Revisiting Thin Provisioning

This post is coming from having to explain the different levels of thin provisioning to a client who was dealing with this for the first time. It’s sometimes hard to remember that not everyone has gone through the same learning cycle and not been exposed to the history you have. This post is also aimed at the UI designers for storage products.

The basics : At each level where you assign storage to something, thin provisioning will allow you to propose a logical object of that storage type that basically lies to the system consuming it so that you don’t need to physically allocate the total size immediately, but instead will consume it as writes go to the object.

Storage bay: “Sure, here’s a 4Tb LUN, format it!”

Server: “Cool, I have 4Tb of new space to put stuff!”

Reality: you’ve written the filesystem file allocation table and used a few megabytes.

The danger of thin provisioning is spending beyond your means. If your storage bay only has 2Tb of space and you allocate a 4Tb LUN, the day that you need to write that one byte over the physical 2Tb you have, the system will just refuse to do so and you’re screwed. So the rule of thumb I always use at the storage bay level is to only allocate up to what you really have available. Thin provisioning means that you will probably have some extra swing space available for emergencies. But that’s what it’s for: emergencies like having the swing space to do a restore without wiping the original machine.

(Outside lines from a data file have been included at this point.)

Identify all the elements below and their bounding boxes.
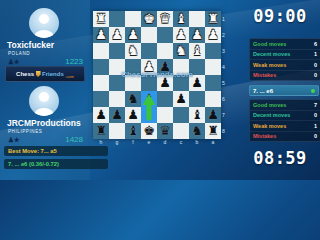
player-rating: 1223	[65, 57, 83, 66]
white-pawn: ♟	[189, 27, 205, 43]
black-pawn: ♟	[157, 75, 173, 91]
black-pawn: ♟	[125, 107, 141, 123]
rank-label-5: 5	[222, 75, 230, 91]
white-pawn: ♟	[173, 27, 189, 43]
square-d3[interactable]	[157, 43, 173, 59]
black-rook: ♜	[93, 123, 109, 139]
square-c2[interactable]: ♟	[173, 27, 189, 43]
player-name: JRCMProductions	[0, 118, 88, 128]
stat-row-weak-moves: Weak moves1	[250, 121, 320, 132]
league-icons: ♟★	[8, 136, 20, 144]
square-f3[interactable]: ♞	[125, 43, 141, 59]
square-f1[interactable]	[125, 11, 141, 27]
rank-label-8: 8	[222, 123, 230, 139]
stat-value: 6	[314, 41, 317, 47]
stat-label: Decent moves	[253, 112, 290, 118]
white-rook: ♜	[205, 11, 221, 27]
square-e8[interactable]: ♚	[141, 123, 157, 139]
black-knight: ♞	[189, 123, 205, 139]
square-e3[interactable]	[141, 43, 157, 59]
white-bishop: ♝	[189, 43, 205, 59]
square-d2[interactable]	[157, 27, 173, 43]
square-a7[interactable]: ♟	[205, 107, 221, 123]
avatar	[29, 86, 59, 116]
logo-text-chess: Chess	[16, 71, 34, 77]
stat-row-mistakes: Mistakes0	[250, 132, 320, 142]
player-name: Toxicfucker	[0, 40, 88, 50]
white-rook: ♜	[93, 11, 109, 27]
file-label-b: b	[189, 139, 205, 146]
avatar-head-icon	[39, 14, 49, 24]
file-label-f: f	[125, 139, 141, 146]
square-g8[interactable]	[109, 123, 125, 139]
square-g5[interactable]	[109, 75, 125, 91]
square-a6[interactable]	[205, 91, 221, 107]
square-e1[interactable]: ♚	[141, 11, 157, 27]
square-h7[interactable]: ♟	[93, 107, 109, 123]
current-move-label: 7. ... e6	[253, 88, 273, 94]
white-pawn: ♟	[125, 27, 141, 43]
current-move-item[interactable]: 7. ... e6	[249, 85, 319, 96]
chess-board[interactable]: ♜♚♛♝♜♟♟♟♟♟♟♞♞♝♟♟♟♟♞♟♟♟♟♟♝♟♜♝♚♛♞♜	[93, 11, 221, 139]
square-e5[interactable]	[141, 75, 157, 91]
stat-row-decent-moves: Decent moves0	[250, 111, 320, 122]
square-b4[interactable]	[189, 59, 205, 75]
square-c1[interactable]: ♝	[173, 11, 189, 27]
rank-label-3: 3	[222, 43, 230, 59]
square-f2[interactable]: ♟	[125, 27, 141, 43]
white-knight: ♞	[125, 43, 141, 59]
square-h2[interactable]: ♟	[93, 27, 109, 43]
file-label-e: e	[141, 139, 157, 146]
file-labels: hgfedcba	[93, 139, 221, 146]
square-c4[interactable]	[173, 59, 189, 75]
logo-text-com: .com	[65, 74, 74, 79]
square-g6[interactable]	[109, 91, 125, 107]
square-f4[interactable]	[125, 59, 141, 75]
stat-label: Weak moves	[253, 123, 286, 129]
rank-label-1: 1	[222, 11, 230, 27]
square-b8[interactable]: ♞	[189, 123, 205, 139]
square-d8[interactable]: ♛	[157, 123, 173, 139]
white-bishop: ♝	[173, 11, 189, 27]
black-bishop: ♝	[125, 123, 141, 139]
white-pawn: ♟	[141, 59, 157, 75]
square-b5[interactable]: ♟	[189, 75, 205, 91]
stat-row-decent-moves: Decent moves1	[250, 50, 320, 61]
player-card-top: Toxicfucker POLAND ♟★ 1223	[0, 8, 88, 66]
square-d6[interactable]	[157, 91, 173, 107]
stat-row-weak-moves: Weak moves0	[250, 60, 320, 71]
rank-label-4: 4	[222, 59, 230, 75]
square-d4[interactable]: ♟	[157, 59, 173, 75]
black-knight: ♞	[125, 91, 141, 107]
stat-row-good-moves: Good moves6	[250, 39, 320, 50]
black-pawn: ♟	[141, 91, 157, 107]
square-c8[interactable]	[173, 123, 189, 139]
clock-white: 09:00	[241, 6, 319, 26]
file-label-d: d	[157, 139, 173, 146]
square-b3[interactable]: ♝	[189, 43, 205, 59]
stat-label: Mistakes	[253, 133, 276, 139]
square-c5[interactable]	[173, 75, 189, 91]
square-d5[interactable]: ♟	[157, 75, 173, 91]
rank-label-7: 7	[222, 107, 230, 123]
stat-label: Mistakes	[253, 72, 276, 78]
square-e7[interactable]	[141, 107, 157, 123]
player-rating: 1428	[65, 135, 83, 144]
move-quality-stats-top: Good moves6Decent moves1Weak moves0Mista…	[249, 38, 320, 81]
square-g3[interactable]	[109, 43, 125, 59]
player-card-bottom: JRCMProductions PHILIPPINES ♟★ 1428	[0, 86, 88, 144]
chessfriends-logo: Chess Friends .com	[5, 66, 85, 82]
white-knight: ♞	[173, 43, 189, 59]
square-c3[interactable]: ♞	[173, 43, 189, 59]
rank-label-2: 2	[222, 27, 230, 43]
square-d7[interactable]	[157, 107, 173, 123]
square-d1[interactable]: ♛	[157, 11, 173, 27]
stat-value: 0	[314, 62, 317, 68]
stat-label: Decent moves	[253, 51, 290, 57]
stat-label: Good moves	[253, 102, 286, 108]
square-h1[interactable]: ♜	[93, 11, 109, 27]
black-pawn: ♟	[157, 59, 173, 75]
square-b2[interactable]: ♟	[189, 27, 205, 43]
square-b6[interactable]	[189, 91, 205, 107]
white-queen: ♛	[157, 11, 173, 27]
white-pawn: ♟	[205, 27, 221, 43]
rank-labels: 12345678	[222, 11, 230, 139]
avatar	[29, 8, 59, 38]
white-king: ♚	[141, 11, 157, 27]
stat-value: 0	[314, 112, 317, 118]
stat-value: 0	[314, 72, 317, 78]
stat-value: 7	[314, 102, 317, 108]
logo-text-friends: Friends	[42, 71, 64, 77]
square-a5[interactable]	[205, 75, 221, 91]
stat-value: 1	[314, 123, 317, 129]
square-a8[interactable]: ♜	[205, 123, 221, 139]
black-pawn: ♟	[205, 107, 221, 123]
square-f8[interactable]: ♝	[125, 123, 141, 139]
file-label-h: h	[93, 139, 109, 146]
square-h6[interactable]	[93, 91, 109, 107]
played-move-eval: 7. ... e6 (0.36/-0.72)	[4, 159, 108, 169]
good-move-dot-icon	[311, 89, 315, 93]
square-a4[interactable]	[205, 59, 221, 75]
shield-icon	[36, 71, 41, 77]
square-c6[interactable]: ♟	[173, 91, 189, 107]
square-a1[interactable]: ♜	[205, 11, 221, 27]
avatar-head-icon	[39, 92, 49, 102]
square-c7[interactable]	[173, 107, 189, 123]
analysis-box: Best Move: 7... a5 7. ... e6 (0.36/-0.72…	[4, 146, 108, 172]
square-a2[interactable]: ♟	[205, 27, 221, 43]
white-pawn: ♟	[109, 27, 125, 43]
avatar-torso-icon	[34, 108, 54, 116]
square-h3[interactable]	[93, 43, 109, 59]
stat-label: Good moves	[253, 41, 286, 47]
stat-row-mistakes: Mistakes0	[250, 71, 320, 81]
square-a3[interactable]	[205, 43, 221, 59]
square-f5[interactable]	[125, 75, 141, 91]
best-move-label: Best Move: 7... a5	[4, 146, 108, 156]
stat-row-good-moves: Good moves7	[250, 100, 320, 111]
black-pawn: ♟	[189, 75, 205, 91]
rank-label-6: 6	[222, 91, 230, 107]
square-g1[interactable]	[109, 11, 125, 27]
square-f6[interactable]: ♞	[125, 91, 141, 107]
square-h8[interactable]: ♜	[93, 123, 109, 139]
file-label-g: g	[109, 139, 125, 146]
square-g2[interactable]: ♟	[109, 27, 125, 43]
square-b1[interactable]	[189, 11, 205, 27]
square-e4[interactable]: ♟	[141, 59, 157, 75]
black-king: ♚	[141, 123, 157, 139]
league-icons: ♟★	[8, 58, 20, 66]
stat-value: 0	[314, 133, 317, 139]
clock-black: 08:59	[241, 148, 319, 168]
black-rook: ♜	[205, 123, 221, 139]
square-b7[interactable]: ♝	[189, 107, 205, 123]
stat-value: 1	[314, 51, 317, 57]
black-queen: ♛	[157, 123, 173, 139]
white-pawn: ♟	[93, 27, 109, 43]
move-quality-stats-bottom: Good moves7Decent moves0Weak moves1Mista…	[249, 99, 320, 142]
square-h4[interactable]	[93, 59, 109, 75]
stat-label: Weak moves	[253, 62, 286, 68]
black-pawn: ♟	[93, 107, 109, 123]
file-label-c: c	[173, 139, 189, 146]
square-g4[interactable]	[109, 59, 125, 75]
square-e6[interactable]: ♟	[141, 91, 157, 107]
square-g7[interactable]: ♟	[109, 107, 125, 123]
avatar-torso-icon	[34, 30, 54, 38]
square-h5[interactable]	[93, 75, 109, 91]
black-pawn: ♟	[173, 91, 189, 107]
file-label-a: a	[205, 139, 221, 146]
black-bishop: ♝	[189, 107, 205, 123]
square-e2[interactable]	[141, 27, 157, 43]
square-f7[interactable]: ♟	[125, 107, 141, 123]
black-pawn: ♟	[109, 107, 125, 123]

With that said, the problem this client was having was that the UI on his storage bay would show him the amount of space that a given LUN was actually using and for some reason the UI was showing the volumes using a traditional green-yellow-red coloring based on the amount of blocks allocated. Not understanding the way the storage system worked, he was understandably concerned when he started seeing volumes in red. Note to all UI designers: stop this! As long as you haven’t allocated more volume space than you have, fully allocated volumes are not an issue. Not necessarily the most efficient use of your disk as we’ll in a second, but not a problem.

A thin provisioned volume that has 100% of its blocks allocated is not in danger of anything. It’s working as designed. But how do you get to 100% when obviously from the server consuming the volume it’s not 100% full? This is the difference between allocated at the storage level and being part of a logically defined file object. When you create a new file, it obviously has to allocate some fresh blocks to store it. But when you delete the file, the filesystem doesn’t actually do anything to the blocks where the file’s data is stored. All it does is update the allocation table to note that the blocks previously occupied by the file are no longer used.

But the underlying storage has no concept of files or file systems. It is just a bunch of dumb blocks associated with a set of addresses on the physical storage. You asked it to allocate those blocks and it did so. The fact that the filesystem is no longer using them is not its problem. You did put data on them at one point so they’ve been allocated.

Now at the filesystem level, deleting that file freed up space from its point of view. If at some time in the future it needs to write a new file and all of the blocks have been written to at some point in the past, it’s simply going to write that new file onto blocks that previously held the data of a file that has been deleted. So in this case, the previously allocated blocks are going to have their contents overwritten by the new data, but not consuming any additional space on the underlying storage.

Back to the efficiency question. What if I create a volume, fill it with data and then delete everything? Well, the filesystem will be empty and ready to accept new files, so that’s fine from a functional use standpoint. But if you can’t delete the volume and you want that space back to use for something else you need some kind of arrangement between the consumer of the storage and the storage system so that they can agree on which blocks the filesystem is actually using so the storage system can put the unused blocks back in circulation.

The old school brute force method was having a process in the storage consumer that would write zeroes to all of the blocks not currently used by files and then the storage system would run a process looking for zeros and take back those blocks. If you’ve been paying attention you can see how inefficient this process is since writing a zero is writing data so the storage system will allocate all of the blocks on the volume and then go back and shrink it later. Aside from the insane amount of IO traffic that this generates, this is awfully time-consuming. Smarter storage systems look for zeroes being written and treat them as requests to free up the blocks and if there’s a read to an unallocated block, it knows that it can only contain a zero (assuming that you had real data that contained blocks of zeroes).

Then if you’re using VMware and a storage system compatible with VAAI and using VMFS 6 there’s a kind of backchannel that allows the storage system to understand a delete request at the filesystem level and free up the corresponding blocks.

Anyway the point I wanted to make here was that thin provisioned volumes on a storage bay that are red because they are 100% allocated are not a reason to panic. UI designers please take note. On the other hand start ringing bells and putting up flashing alerts when the allocated space exceeds the physical capacity of the system because without this people can dig themselves in pretty deep if they’re not paying attention.